Der Alte sah einen Augenblick starr vor sich hin; dann lachte er ein wenig. »Was nich allens passieren kann! Von diese Geschichte is viel gesnackt worden, abersten als Friederichsen nich wiederkam, da wurde der Sarg auf'n Boden gestellt, und die Wirtschaft ins Haus und auf'n Hof ging weiter. Zuerst hatte Frau Friederichsen woll zwanzig Spezies Belohnung versprochen für den, der ihren Mann wieder brächte; aber kein Mensch fand ihm, und so ging allens allmählich weiter. Weihnachten kam, und denn das Mistfahren, und denn Ostern, und denn die Heuernte, und denn die Weizenernte. Und zwischendurch hatte Frau Friederichsen noch zweimal Sweinslachten gehabt, und die Knechtens und Mädchens hatten ordentlich Speck und Grütze gegessen und viel von das Swein- und Kuhfleisch, das unten in Keller in große Tonnens eingesalzen stand. Und eine große Tonne war da, da hatte Frau Friederichsen die besten Stücke von die Kuh und das Swein in Salzlake gelegt, und da wollte sie in Herbst bei. Abers als ihr Bruder sich aufhängte, weil er nich wußte, ob er sein Geld in Papierens oder in Häusern anlegen sollt, da ging Frau Friederichsen doch an die beste Tonne, weil sie ihrer Swiegerin ein gutes Stück fürs Leichenbier schicken wollt. Abersten da war gar kein Kuhfleisch mehr ein; bloß Jochen Friederichsen, der stand in die Salzlake und war so gut verkonserviert, daß jedermann ihn direktemang erkannte!«

»O Mahlmann, das hatten die Diebe getan!« rief ich entsetzt.

Der Erzähler sah mich listig an. »Da weiß ich nix von, Kind! Ich bin nich beigewesen, als sie ihm fanden; abersten die Leutens sagen, daß Frau Fliederichsen beswiemelt war, als sie ihren Mann mit einmal wiedergefunden hat. Ja, so sind die Weibers! Erst schreien sie, wenn einer tot bleibt; und wenn sie ihm wieder finden, dann mögen sie das auch nich! Abers sonsten war die Frau ganz vernünftig geworden. Als ich hinging und fragte, ob ich nu nich ein büschen Leichenwach halten sollt bei Herrn Friederichsen, da is sie ganz manierlich gewesen, hat mich ein paar Spezies geschenkt und ein paar dicke Würste. Und was so gute Freunde von mich gewesen sind, die haben auch allerlei gekriegt; abers gewacht haben wir nich. Die Familie hat gemeint, wir sollten uns man nich in Ungelegenheiten setzen, und Friederichsen is flink eingegraben worden.

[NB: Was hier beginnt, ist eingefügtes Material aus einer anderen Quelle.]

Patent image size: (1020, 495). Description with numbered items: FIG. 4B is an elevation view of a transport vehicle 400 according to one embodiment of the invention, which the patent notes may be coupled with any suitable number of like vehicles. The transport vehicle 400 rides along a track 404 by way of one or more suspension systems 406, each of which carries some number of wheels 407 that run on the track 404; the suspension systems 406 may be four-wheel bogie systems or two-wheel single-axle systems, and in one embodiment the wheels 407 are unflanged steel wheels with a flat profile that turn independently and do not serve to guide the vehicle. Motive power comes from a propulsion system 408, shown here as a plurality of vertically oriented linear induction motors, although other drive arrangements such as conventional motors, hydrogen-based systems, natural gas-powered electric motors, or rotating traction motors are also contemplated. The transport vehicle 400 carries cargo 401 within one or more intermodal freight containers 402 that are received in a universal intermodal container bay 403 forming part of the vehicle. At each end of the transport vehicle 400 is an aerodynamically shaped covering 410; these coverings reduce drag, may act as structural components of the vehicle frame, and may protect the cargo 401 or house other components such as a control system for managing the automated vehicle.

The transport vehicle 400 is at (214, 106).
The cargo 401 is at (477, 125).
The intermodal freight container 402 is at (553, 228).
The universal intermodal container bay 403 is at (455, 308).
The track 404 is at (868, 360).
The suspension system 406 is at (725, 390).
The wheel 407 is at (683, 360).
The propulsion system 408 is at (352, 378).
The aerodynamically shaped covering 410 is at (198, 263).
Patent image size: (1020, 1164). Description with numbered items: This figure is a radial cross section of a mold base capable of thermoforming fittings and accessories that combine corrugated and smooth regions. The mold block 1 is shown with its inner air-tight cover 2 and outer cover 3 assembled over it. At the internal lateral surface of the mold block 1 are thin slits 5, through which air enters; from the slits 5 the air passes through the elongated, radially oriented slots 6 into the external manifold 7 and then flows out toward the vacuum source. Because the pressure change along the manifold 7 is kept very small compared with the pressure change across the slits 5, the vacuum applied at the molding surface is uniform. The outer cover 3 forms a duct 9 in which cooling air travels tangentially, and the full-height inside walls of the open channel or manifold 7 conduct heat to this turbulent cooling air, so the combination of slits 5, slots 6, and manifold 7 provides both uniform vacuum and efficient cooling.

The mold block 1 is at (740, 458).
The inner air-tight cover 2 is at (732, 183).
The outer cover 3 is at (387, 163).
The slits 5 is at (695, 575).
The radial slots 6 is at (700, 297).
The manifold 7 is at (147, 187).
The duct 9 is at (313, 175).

Das is ümmer das beste, wenn man nich soviel Snackerei von ein kleinen Spaß macht; das hätten sie man früher einsehen sollen!«

Als ich Mahlmann jetzt den geräucherten Aal verehrte, war er sehr befriedigt und versprach mir noch eine schöne Geschichte zu erzählen, wenn ich ihm bald wieder etwas Gutes brächte. Dieses Versprechen hat er auch gehalten. Aber die Erzählung von dem verschwundenen Herrn Friederichsen wollte er uns niemals wiederholen; aus welchem Grunde, konnten wir nicht erfahren. Später habe ich in alten Akten dieselbe Geschichte wieder gefunden; sie war aber so umständlich und langweilig erzählt, daß ich Mahlmanns Bericht den Vorzug geben möchte. Eines aber ging aus den langweiligen Akten klar hervor, daß unser Freund Mahlmann Herrn Friederichsen in die Salzlake gesteckt, und daß er zu den Leuten gehört hatte, die so viel Gemüt hatten und so schöne Verse dichteten.